Google "Western Fonts", you'll get a ton of images showing the expected flavor in that font genre.


----------



## bdcharles (Nov 27, 2018)

I can't see anything...


----------



## Horsey (Dec 1, 2018)

The back is way too empty, and the font is awful on the eyes.

The front is great, but I think the author name stands out a bit too much, especially because the title color and author color are different.

Sent from my PH-1 using Tapatalk


----------



## Phil Istine (Dec 1, 2018)

I think there is insufficient colour contrast with the background, making it a bit harder to read than I would wish.  The darker brown patches make that worse.
The font itself seems okay though but not so sure the writing at the bottom.  It's as if one part has insufficient contrast and the other a bit too much.
Disclaimer:  I'm no designer.  I'm writing this from a reader's perspective.


----------



## moderan (Dec 1, 2018)

I concur. Ugly font, also doesn't display well against the board.


----------



## Guard Dog (Dec 1, 2018)

What they said.

Plus a question:  Is all of the text supposed to be that close to the spine? I picked up a few of the novels I have laying around here, and they all have things centered in the front and back spaces.

( It may very well be centered up in the final product, for all I know. The above-example just looks "off" to me. )

G.D.


----------



## sigmadog (Dec 1, 2018)

bdcharles said:


> I can't see anything...



I can't see it either when using Firefox (my preferred browser) on my Mac. But I can see it when using Safari or Chrome.


----------



## Ralph Rotten (Dec 1, 2018)

Guard Dog said:


> What they said.
> 
> Plus a question:  Is all of the text supposed to be that close to the spine? I picked up a few of the novels I have laying around here, and they all have things centered in the front and back spaces.
> 
> ...



The image is cropped for production, loses almost an inch all the way around. Covers are always oversized, and they cut off the bleed.


----------



## Guard Dog (Dec 1, 2018)

Thanks Ralph. I should'a thought of that.

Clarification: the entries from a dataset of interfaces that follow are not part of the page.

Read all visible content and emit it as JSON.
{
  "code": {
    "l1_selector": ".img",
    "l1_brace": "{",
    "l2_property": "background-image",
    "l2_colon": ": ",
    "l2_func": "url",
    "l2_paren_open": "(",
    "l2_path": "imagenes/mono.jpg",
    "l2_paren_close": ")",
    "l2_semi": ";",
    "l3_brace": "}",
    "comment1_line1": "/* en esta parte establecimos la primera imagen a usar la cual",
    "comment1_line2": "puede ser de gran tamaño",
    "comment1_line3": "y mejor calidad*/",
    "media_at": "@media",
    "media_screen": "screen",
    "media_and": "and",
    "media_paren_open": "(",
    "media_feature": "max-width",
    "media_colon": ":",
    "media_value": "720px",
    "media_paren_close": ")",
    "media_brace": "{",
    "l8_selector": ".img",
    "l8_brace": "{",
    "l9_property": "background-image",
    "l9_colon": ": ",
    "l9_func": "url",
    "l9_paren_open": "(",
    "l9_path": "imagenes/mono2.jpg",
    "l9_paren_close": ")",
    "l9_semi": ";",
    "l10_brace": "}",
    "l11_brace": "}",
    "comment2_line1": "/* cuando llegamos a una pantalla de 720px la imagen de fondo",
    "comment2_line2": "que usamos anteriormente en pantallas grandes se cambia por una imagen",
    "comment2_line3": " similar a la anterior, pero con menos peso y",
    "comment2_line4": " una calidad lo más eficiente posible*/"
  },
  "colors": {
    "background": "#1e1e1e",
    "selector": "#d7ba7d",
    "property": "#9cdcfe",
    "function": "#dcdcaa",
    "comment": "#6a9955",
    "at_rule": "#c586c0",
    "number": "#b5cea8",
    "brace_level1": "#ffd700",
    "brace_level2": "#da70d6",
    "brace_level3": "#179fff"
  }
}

And fellas... I'm using Firefox on Windows 10 and I see it just fine.



G.D.


----------



## Ralph Rotten (Dec 1, 2018)

Lotta people farm out their cover designs.
But I'm a cheap bastard.


----------



## Phil Istine (Dec 1, 2018)

sigmadog said:


> I can't see it either when using Firefox (my preferred browser) on my Mac. But I can see it when using Safari or Chrome.



I downloaded the image and magnified it in my viewing software.  However, my sight isn't the greatest and my monitor is on the small side so it may have as much to do with me and my hardware as the actual image.


----------